Dari pasal-pasal tersebut perlu disamakan persepsinya atau diperjelas tentang :
1. Definisi dari isu-isu tentang perlindungan konsumen ;
2. Hak Konsumen ;
3. Kewajiban Pelaku Usaha ;
4. Tanggung Jawab Pelaku usaha ;

IV. PEMBINAAN DAN PENGAWASAN.
Ada tiga lembaga yang berperan dan bertanggung jawab dalam penyelenggaraan perlindungan konsumen :
1. Mentri dan/atau Mentri teknis terkait yang lingkup tugas dan tanggung jawabnya meliputi bidang perdagangan.

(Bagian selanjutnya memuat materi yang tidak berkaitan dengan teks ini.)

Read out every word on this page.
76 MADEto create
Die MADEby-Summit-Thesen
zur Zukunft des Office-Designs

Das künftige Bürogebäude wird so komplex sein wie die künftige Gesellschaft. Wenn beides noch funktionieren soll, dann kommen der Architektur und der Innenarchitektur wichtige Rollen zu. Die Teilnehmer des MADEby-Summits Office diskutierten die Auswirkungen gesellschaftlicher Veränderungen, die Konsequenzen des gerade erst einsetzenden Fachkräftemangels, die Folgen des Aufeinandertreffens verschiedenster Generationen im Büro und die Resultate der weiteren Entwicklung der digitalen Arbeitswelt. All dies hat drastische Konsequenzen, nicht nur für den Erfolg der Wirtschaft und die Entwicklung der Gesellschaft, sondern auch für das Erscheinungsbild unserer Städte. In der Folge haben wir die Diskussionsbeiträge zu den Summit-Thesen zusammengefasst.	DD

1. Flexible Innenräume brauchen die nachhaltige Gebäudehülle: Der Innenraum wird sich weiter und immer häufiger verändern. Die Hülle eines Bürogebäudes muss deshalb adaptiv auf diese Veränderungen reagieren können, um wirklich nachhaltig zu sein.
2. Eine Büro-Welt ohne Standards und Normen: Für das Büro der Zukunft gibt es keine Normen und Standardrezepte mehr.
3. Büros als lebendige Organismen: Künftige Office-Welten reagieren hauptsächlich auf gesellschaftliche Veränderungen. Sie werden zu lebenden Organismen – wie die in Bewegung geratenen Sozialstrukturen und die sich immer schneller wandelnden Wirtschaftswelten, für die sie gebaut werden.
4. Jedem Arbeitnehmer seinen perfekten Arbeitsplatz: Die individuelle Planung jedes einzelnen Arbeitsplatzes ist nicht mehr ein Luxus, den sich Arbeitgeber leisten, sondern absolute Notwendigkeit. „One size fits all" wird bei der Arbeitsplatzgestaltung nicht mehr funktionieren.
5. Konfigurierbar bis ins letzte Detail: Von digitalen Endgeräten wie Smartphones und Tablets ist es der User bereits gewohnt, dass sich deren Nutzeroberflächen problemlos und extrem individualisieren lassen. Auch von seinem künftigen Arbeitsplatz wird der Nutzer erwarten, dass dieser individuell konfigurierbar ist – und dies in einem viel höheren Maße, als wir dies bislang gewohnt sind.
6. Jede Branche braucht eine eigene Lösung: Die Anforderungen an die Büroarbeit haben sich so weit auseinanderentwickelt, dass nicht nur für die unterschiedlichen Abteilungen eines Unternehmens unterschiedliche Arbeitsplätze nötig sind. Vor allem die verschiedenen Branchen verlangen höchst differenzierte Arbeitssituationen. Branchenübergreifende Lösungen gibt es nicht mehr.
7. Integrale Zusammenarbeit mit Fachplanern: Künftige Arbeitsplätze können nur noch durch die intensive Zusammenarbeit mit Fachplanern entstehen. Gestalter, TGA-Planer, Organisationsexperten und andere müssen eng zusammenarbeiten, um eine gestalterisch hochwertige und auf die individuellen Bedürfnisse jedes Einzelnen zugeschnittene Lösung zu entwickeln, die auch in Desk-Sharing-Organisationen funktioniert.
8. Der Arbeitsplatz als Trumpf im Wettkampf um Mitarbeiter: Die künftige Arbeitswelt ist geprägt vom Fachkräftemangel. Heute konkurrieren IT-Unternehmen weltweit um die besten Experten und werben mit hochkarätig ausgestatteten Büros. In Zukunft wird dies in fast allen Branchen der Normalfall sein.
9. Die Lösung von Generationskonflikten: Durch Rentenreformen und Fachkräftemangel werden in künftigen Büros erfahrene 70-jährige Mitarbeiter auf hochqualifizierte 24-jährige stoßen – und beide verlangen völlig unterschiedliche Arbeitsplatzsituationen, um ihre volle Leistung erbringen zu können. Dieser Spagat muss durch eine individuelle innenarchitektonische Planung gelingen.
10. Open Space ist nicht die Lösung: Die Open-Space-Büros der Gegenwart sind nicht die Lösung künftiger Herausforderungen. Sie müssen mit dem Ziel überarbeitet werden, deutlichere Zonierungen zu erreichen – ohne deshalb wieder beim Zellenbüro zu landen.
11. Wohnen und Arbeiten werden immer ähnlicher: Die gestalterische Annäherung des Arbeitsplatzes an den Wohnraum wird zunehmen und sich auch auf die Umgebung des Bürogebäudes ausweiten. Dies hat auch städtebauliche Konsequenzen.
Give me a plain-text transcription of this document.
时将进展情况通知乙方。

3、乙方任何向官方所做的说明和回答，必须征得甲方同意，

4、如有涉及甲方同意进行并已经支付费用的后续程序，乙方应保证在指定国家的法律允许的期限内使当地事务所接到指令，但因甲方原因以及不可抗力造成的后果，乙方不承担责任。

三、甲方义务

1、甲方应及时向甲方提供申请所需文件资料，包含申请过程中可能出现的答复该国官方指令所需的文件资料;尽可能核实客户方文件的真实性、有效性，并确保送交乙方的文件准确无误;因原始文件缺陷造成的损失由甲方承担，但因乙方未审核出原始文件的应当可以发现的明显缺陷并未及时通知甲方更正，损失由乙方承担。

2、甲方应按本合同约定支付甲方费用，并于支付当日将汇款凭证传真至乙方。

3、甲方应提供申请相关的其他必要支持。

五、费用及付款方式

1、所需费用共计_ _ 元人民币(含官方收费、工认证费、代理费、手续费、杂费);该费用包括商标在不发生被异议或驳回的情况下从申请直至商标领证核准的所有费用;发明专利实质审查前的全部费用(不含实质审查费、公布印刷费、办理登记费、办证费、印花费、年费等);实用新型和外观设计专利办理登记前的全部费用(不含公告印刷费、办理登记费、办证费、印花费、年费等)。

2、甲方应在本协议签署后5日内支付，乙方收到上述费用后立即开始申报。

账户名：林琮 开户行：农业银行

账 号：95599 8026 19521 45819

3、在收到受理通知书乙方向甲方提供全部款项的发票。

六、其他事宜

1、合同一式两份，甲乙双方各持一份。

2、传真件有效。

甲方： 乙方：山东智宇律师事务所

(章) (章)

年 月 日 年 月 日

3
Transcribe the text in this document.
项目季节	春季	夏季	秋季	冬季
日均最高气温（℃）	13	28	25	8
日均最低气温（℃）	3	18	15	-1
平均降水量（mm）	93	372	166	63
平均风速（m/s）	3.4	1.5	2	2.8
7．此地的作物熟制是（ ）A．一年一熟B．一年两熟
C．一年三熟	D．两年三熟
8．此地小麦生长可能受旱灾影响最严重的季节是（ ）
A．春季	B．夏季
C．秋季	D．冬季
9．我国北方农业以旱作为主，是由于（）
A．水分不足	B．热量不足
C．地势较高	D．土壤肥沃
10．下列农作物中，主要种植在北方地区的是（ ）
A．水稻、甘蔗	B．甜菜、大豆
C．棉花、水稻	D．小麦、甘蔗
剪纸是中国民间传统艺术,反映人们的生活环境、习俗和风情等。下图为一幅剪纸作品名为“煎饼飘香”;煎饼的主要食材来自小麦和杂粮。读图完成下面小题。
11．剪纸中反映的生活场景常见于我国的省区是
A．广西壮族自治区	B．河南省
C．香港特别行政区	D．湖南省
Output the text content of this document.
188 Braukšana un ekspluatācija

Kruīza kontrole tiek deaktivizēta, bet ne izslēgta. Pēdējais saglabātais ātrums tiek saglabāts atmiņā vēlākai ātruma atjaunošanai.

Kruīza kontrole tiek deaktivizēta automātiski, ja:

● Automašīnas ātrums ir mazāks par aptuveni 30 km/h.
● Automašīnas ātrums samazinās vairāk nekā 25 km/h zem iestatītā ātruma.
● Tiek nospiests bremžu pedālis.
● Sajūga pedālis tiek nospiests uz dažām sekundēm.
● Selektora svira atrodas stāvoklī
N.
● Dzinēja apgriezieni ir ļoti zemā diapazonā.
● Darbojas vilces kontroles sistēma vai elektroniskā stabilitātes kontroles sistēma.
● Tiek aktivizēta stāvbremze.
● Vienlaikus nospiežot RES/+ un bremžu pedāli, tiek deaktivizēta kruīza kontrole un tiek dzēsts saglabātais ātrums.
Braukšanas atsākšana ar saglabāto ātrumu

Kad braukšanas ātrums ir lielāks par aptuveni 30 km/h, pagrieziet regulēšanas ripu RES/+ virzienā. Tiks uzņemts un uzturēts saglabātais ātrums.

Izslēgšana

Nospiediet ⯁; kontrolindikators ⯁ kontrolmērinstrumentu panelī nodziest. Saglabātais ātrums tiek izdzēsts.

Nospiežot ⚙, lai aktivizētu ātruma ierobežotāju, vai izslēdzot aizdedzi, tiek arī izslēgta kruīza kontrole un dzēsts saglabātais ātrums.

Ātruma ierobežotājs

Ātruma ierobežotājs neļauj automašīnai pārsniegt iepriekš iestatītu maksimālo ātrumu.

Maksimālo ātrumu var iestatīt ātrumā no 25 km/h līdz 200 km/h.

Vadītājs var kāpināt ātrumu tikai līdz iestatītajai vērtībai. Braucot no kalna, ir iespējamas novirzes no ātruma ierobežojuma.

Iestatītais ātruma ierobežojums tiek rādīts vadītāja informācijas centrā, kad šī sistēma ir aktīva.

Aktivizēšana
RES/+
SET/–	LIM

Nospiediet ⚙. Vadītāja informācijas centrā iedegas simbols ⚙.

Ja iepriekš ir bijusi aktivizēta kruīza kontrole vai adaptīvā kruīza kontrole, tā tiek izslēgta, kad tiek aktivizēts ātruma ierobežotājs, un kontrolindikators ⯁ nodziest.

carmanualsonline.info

2. Badan Perlindungan Konsumen Nasional.
3. LSM yaitu Lembaga Perlindungan Konsumen Swadaya Masyarakat.
Lembaga pada poin 1 dan 2 mewakili pemerintah sedangkan lembaga pada poin 3 mewakili kepentingan masyarakat.

Untuk penyelesaian sengketa dimungkinkan tanpa melalui Lembaga Peradilan yaitu melalui Lembaga Badan Penyelesaian Sengketa Konsumen yang terdiri atas unsur-unsur pemerintah, Konsumen, dan Pelaku Usaha. Sudah barang tentu keperluan adanya hukum untuk memberikan perlindungan konsumen Indonesia merupakan suatu hal yang tidak bisa dihindarkan, sejalan dengan tujuan pembangunan nasional kita, yaitu pembangunan manusia Indonesia yang seutuhnya. Prinsip Hukum tentang hak-hak konsumen, tentang product liability dan upaya-upaya menyelesaikan sengketa konsumen di Indonesia sebagian besar telah diakomodir di dalam Undang Undang No.8 tahun 1999 tentang Perlidungan Konsumen.